Negation

Ian Lynagh igloo at earth.li
Sat Feb 13 21:44:39 EST 2010


On Sun, Feb 14, 2010 at 03:21:54AM +0100, Lennart Augustsson wrote:
> I agree, I don't think this is a bug.  If the grammar actually says
> that this is legal, then I think the grammar is wrong.

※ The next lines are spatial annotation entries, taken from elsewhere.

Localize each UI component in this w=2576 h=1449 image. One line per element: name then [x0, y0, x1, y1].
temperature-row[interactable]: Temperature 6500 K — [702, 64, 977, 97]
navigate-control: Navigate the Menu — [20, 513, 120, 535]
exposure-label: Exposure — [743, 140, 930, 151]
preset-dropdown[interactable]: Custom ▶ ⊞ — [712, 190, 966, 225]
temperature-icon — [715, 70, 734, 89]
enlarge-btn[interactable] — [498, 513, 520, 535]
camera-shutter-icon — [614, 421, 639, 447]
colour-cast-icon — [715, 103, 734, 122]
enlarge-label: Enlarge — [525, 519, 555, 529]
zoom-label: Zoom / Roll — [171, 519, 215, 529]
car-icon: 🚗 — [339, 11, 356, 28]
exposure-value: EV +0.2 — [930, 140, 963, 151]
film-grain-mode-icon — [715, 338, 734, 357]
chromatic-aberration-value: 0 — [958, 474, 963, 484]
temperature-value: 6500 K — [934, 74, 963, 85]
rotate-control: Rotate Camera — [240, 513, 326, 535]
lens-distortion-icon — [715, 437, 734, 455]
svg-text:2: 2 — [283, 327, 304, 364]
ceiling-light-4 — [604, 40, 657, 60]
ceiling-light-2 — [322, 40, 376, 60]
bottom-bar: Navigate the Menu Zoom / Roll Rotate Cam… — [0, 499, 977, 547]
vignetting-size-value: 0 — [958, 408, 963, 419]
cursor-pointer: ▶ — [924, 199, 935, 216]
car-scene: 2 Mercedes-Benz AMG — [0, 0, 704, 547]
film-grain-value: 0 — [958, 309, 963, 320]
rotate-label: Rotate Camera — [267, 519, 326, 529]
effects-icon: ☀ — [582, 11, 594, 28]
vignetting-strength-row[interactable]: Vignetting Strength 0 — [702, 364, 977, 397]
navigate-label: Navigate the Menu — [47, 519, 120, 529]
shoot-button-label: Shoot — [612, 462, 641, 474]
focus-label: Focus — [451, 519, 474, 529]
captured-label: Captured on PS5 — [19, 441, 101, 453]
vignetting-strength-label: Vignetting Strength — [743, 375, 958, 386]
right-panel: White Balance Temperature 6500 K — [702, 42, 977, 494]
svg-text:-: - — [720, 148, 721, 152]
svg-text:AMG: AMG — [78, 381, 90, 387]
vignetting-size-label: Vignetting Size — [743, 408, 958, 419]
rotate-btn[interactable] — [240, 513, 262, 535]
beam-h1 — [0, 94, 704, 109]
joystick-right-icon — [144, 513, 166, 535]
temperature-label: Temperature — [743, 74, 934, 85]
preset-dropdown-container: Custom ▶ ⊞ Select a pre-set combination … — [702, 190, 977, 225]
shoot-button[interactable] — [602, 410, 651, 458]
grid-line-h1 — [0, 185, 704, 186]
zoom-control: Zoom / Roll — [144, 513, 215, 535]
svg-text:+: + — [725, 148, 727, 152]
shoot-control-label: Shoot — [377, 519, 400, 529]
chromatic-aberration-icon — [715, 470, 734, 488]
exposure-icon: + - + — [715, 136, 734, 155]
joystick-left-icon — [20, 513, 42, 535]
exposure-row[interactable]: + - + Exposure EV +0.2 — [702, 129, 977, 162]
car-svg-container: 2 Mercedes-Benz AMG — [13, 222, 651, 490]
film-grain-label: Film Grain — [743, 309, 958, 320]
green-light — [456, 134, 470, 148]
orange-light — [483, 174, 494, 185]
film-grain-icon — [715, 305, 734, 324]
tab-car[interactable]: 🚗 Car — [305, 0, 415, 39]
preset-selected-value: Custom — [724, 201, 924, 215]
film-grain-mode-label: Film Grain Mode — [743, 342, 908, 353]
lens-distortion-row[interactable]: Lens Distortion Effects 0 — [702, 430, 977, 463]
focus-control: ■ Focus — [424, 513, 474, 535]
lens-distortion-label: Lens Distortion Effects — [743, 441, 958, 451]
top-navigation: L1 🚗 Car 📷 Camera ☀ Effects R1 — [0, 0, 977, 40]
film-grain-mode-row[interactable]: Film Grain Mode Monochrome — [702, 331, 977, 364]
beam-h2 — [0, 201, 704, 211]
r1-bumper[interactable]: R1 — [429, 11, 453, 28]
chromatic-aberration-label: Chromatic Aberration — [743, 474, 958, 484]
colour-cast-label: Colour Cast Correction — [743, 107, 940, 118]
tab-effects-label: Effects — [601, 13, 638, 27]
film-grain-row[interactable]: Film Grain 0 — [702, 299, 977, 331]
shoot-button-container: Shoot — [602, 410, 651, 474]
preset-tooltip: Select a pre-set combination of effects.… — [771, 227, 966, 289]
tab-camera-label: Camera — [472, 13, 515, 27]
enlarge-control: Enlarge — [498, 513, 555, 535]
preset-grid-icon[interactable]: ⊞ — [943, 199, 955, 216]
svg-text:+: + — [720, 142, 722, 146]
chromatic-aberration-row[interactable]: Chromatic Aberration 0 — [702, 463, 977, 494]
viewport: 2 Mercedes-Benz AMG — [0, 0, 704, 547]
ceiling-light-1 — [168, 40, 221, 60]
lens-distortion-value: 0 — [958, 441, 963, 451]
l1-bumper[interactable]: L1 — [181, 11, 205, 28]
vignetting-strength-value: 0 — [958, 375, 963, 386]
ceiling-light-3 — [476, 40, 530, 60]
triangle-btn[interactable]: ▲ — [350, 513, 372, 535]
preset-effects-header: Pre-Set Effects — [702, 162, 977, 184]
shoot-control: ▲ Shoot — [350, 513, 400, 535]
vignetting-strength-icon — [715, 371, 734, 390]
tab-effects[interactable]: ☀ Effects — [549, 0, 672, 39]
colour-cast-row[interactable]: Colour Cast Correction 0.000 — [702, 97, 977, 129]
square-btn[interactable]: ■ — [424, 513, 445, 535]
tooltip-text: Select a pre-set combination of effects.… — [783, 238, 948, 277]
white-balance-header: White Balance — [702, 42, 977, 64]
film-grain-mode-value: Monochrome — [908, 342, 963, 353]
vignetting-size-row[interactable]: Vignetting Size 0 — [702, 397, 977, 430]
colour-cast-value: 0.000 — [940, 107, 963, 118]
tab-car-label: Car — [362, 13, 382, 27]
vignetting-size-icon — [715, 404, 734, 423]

Then what do you think the grammar should say instead?

That sections should be
    ( fexp qop )
?

I've never been keen on
    (1 * 2 +)
actually; and I've just discovered that hugs doesn't accept it.


Thanks
Ian

> On Sun, Feb 14, 2010 at 1:48 AM, John Launchbury <john at galois.com> wrote:
> > I don't think this is a bug. I do not expect to be able to unfold a definition without some syntactic issues. For example,
> >
> > two = 1+1
> > four = 2 * two
> >
> > but unfolding fails (four = 2 * 1 + 1). In general, we expect to have to parenthesize things when unfolding them.
> >
> > John
> >
> >
> > On Feb 13, 2010, at 11:56 AM, Simon Marlow wrote:
> >
> >> On 09/02/10 21:43, S. Doaitse Swierstra wrote:
> >>> One we start discussing syntax again it might be a good occasion to
> >>> reformulate/make more precise a few points.
> >>>
> >>> The following program is accepted by the Utrecht Haskell Compiler (here
> >>> we took great effort to follow the report closely ;-} instead of
> >>> spending our time on n+k patterns), but not by the GHC and Hugs.
> >>>
> >>> module Main where
> >>>
> >>> -- this is a (rather elaborate) definition of the number 1
> >>> one = let x=1 in x
> >>>
> >>> -- this is a definition of the successor function using section notation
> >>> increment = ( one + )
> >>>
> >>> -- but if we now unfold the definition of one we get a parser error in GHC
> >>> increment' = ( let x=1 in x + )
> >>
> >> Now that *is* an interesting example.  I had no idea we had a bug in that area. Seems to me that it ought to be possible to fix it by refactoring the grammar, but I haven't tried yet.
> >>
> >> Are there any more of these that you know about?